> For whatever it's worth glibc strptime on linux does *not* in fact
> accept +HH:MM, and if it is passed, it silently interprets, say, -05:30
> as -05 (and :30 remains in the string for subsequent directives to
> consume). Testing with an offset with zero minutes at the end of the
> string does not account for this, which may be why some people in the
> bug comments reported that it did support it.
Interesting. I was mostly suggesting it would be supported based on the man page, which specifies an RFC-822/ISO 8601 standard timezone specification. Since ISO-8601 includes both HHMM and HH:MM (and indeed that what is generated by .isoformat()), based on their man page it would seem they intend to support this. This is either a bug in glibc, a bug in their documentation, or I'm misinterpreting the "slash" to mean "the intersection of timezone offset specifiers laid out in RFC-822 and ISO-8601" rather than "the union of timezone offset specifiers laid out in RFC-822 and ISO-8601". Might be worth opening a bug on glibc to clarify.
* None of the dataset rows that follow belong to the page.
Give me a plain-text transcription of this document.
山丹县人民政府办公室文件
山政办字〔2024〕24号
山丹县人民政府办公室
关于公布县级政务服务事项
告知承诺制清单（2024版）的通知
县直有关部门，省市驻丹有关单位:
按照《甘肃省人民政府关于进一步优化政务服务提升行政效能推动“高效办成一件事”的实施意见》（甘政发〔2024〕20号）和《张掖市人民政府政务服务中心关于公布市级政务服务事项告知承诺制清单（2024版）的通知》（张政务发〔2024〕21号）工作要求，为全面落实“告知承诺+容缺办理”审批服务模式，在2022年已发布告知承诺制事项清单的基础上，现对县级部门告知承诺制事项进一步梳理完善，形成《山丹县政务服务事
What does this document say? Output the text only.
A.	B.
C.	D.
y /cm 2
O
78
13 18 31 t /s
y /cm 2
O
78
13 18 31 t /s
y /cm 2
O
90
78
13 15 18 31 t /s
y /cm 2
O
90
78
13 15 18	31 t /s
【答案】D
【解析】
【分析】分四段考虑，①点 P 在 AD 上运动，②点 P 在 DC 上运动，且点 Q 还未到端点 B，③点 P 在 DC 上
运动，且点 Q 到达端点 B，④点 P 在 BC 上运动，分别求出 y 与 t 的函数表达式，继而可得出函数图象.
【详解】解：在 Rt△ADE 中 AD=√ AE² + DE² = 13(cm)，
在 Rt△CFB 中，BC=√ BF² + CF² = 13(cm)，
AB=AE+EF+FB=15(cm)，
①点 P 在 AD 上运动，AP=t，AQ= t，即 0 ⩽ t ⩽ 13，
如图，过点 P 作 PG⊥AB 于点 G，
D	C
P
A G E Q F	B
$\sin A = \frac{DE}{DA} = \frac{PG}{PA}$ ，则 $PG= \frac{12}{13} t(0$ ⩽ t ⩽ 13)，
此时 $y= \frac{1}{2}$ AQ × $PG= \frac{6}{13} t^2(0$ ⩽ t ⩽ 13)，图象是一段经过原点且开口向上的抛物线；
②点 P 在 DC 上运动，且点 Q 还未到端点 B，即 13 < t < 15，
> Just to be clear, date accepts them on input through date -d (which does
> not use strptime or posix getdate, but its own internal parse_datetime
Yes, no matter how it's implemented, I was just suggesting that %:z is not an extension plucked out of thin air (though I did not know about the `date` behavior and %:z *was* my immediate suggestion for an extension, so at the very least it doesn't violate principle of least surprise), but rather has some precedent in widely used datetime software.